Après 12 heures de négociations sociales plutôt tendues mardi, la direction et les syndicats de Lhoist ont abouti à une proposition concernant le nombre d'emplois qui pourraient être sauvés. Le groupe qui produit de la chaux et de la dolomie veut supprimer 117 emplois sur trois sites de production en Wallonie : Hermalle, Jemelle et Marche-les-Dames. "Nous ne pouvons pas encore donner publiquement les chiffres mais il y aura des emplois sauvés sur chaque site", annonçait mercredi matin le permanent syndical CNE Michel Duby.

La direction propose de sauver 16 emplois : 8 sur le site de Hermalle (sur les 64 postes à supprimer), 5 à Marche-les-Dames (sur 39 visés) et 3 à Jemelle (sur 14).

Des assemblées ont été organisées dans l'après-midi afin d'informer les travailleurs des intentions de la direction. "Même si le personnel reconnait le chemin parcouru durant ces négociations, celui-ci demande à ses représentants de retourner à la table des négociations avec un esprit constructif et ferme", écrit le front commun syndical dans un communiqué publié en fin de journée.

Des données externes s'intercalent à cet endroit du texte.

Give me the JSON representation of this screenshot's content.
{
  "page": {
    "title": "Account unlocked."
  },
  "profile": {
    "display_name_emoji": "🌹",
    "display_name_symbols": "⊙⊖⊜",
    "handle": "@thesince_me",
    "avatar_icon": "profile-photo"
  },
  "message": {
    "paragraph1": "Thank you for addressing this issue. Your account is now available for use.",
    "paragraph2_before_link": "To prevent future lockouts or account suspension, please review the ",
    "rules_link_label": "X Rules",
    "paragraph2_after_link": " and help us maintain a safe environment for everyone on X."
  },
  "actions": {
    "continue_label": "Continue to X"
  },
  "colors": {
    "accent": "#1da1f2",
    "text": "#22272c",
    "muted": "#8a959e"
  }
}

"Il y a des avancées dans les discussions mais nous sommes déçus", déclare Michel Duby. Les syndicats, en effet, suivant les recommandations d'un cabinet de consultance externe, engagé pour analyser la situation site par site et déterminer à quoi ressemblera l'organisation du travail en fonction de la restructuration, préconisent en effet que 36 emplois soient sauvés. Sinon, affirment ces experts, de gros problèmes de sécurité et de surcharge de travail vont survenir.

Direction et syndicats ont en tout cas convenu d'accélérer le tempo des négociations. Le prochain conseil d'entreprise aura lieu le 18 novembre. Le suivant est programmé le 21 novembre.